Tuesday, October 9, 2012

WHA Conference Wrap Up

I did not get a lot better in Denver, so the last day-and-a-half of the conference featured a few sessions, some sniffly sightseeing, and Pay-Per-View and room service. Cowboys and Aliens is better than you think--or maybe that was the NyQuil?

We got your New Western History right here.

A few highlights, as best as I can recall them:
  • The session Public History, Western Spaces was quite good. Melissa Bingmann did a terrific paper on Pipe Spring National Monument and the Beehive House, both of which have often featured interpretations that scrubbed any mentions of polygamy from the histories of the sites. Zac Robinson demonstrated that that Botanist-Explorer David Douglas almost certainly fabricated his storied 1827 ascent of mounts Brown and Hooker in the Canadian Rockies.
  • The Frontier Goes Global: the Wild West in Europe was a terrific session that compared the legacy of William F. Cody in Italy, Germany and England. There were all sorts of wonderful nuggets, such as that the Italians focused on the clothing of the performance, while the Germans were fascinated by the Indians.
  • I spent a lot of time in the exhibit hall. At history conferences the exhibit hall is devoted largely to book publishers, and my God there are a lot of good books coming out. I bought Laurie Arnold's Bartering With the Bones of Their Dead
  • I made a visit to the Molly Brown house--a museum that used to be the home of the "unsinkable" Titanic survivor and noted philanthropist.
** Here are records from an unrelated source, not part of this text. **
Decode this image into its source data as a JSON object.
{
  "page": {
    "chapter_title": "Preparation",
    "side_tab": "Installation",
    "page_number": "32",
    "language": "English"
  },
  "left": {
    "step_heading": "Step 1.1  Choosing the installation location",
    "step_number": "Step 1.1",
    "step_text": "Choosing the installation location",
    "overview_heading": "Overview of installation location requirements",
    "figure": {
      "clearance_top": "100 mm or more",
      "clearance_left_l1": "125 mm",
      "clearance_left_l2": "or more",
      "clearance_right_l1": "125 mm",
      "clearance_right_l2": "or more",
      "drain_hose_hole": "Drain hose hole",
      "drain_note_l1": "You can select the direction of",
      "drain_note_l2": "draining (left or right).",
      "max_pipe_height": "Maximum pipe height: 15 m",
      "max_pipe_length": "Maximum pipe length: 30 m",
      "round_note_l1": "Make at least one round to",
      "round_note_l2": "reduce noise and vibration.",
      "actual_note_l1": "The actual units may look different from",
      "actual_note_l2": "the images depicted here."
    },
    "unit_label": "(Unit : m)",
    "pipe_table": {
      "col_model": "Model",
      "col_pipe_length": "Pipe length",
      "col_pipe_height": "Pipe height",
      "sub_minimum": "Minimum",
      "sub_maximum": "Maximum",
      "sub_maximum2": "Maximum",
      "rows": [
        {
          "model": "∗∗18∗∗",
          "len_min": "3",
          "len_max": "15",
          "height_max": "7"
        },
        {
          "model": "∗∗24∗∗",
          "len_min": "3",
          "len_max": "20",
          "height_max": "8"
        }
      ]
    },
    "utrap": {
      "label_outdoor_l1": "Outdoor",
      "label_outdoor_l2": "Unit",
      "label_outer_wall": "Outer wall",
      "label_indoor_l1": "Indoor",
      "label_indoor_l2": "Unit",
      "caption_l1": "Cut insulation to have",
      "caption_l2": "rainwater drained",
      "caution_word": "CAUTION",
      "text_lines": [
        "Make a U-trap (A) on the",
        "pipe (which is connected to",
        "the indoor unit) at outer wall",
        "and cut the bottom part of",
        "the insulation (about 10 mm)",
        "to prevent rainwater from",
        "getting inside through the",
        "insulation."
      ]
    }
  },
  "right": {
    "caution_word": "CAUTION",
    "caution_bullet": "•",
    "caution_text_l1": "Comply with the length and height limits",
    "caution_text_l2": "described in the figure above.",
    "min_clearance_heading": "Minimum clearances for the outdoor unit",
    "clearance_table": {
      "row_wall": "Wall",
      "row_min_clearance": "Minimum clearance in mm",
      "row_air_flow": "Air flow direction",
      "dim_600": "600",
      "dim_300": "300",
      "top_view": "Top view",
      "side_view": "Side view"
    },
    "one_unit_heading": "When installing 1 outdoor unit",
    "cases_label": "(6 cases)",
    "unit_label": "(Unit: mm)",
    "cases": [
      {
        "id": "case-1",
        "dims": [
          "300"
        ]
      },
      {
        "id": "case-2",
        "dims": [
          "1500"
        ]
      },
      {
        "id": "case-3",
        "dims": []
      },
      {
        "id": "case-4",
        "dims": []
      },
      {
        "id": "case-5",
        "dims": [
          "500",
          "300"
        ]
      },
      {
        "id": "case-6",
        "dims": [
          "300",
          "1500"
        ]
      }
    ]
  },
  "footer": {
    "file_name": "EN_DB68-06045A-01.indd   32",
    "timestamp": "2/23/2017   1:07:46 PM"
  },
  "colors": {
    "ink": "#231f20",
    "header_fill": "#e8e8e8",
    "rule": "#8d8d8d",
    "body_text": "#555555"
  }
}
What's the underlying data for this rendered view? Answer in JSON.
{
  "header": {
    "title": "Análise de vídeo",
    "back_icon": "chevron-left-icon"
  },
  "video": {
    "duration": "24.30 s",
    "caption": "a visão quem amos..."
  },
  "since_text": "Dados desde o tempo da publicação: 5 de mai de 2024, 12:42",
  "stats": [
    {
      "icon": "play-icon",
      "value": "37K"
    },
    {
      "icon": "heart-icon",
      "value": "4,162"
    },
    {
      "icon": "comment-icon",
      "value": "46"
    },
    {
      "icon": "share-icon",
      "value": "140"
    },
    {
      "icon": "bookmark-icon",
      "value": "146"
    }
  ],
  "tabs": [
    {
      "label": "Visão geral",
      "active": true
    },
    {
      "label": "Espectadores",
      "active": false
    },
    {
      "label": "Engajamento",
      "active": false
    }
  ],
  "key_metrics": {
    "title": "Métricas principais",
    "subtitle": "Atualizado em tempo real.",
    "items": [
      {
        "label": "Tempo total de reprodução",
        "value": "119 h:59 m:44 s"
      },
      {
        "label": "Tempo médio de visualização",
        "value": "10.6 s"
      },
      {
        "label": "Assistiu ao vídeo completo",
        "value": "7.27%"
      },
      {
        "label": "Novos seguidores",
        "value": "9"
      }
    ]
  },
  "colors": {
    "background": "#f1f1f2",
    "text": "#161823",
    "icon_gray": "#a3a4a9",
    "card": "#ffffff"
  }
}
Public History has ruined me for such simple pleasures as visiting a house museum, I am forever grading the presentation. My tour guide was very good--quite animated and a natural storyteller. The tour however focused on biography and wallpaper, and did not connect Brown's fascinating life to the big historic themes of her times.
  • Finally, I squeezed in a quick visit to the wonderful Denver Art Museum. I could spend a week there. 
Now I am back in Spokane, suddenly well and playing the usual post-conference catch up of emails and teaching and etc. Regular blogging will resume shortly.


Nicholas Jackson said...

The German fascination with American Indians has always interested me. I saw a documentary on the subject. Even today, there are some Germans that go so far as to learn some of the languages.

Larry Cebula said...

Nick: You are right and it is a deep vein. The French too--last year I met a Parisienne woman who was taking Lakota lessons.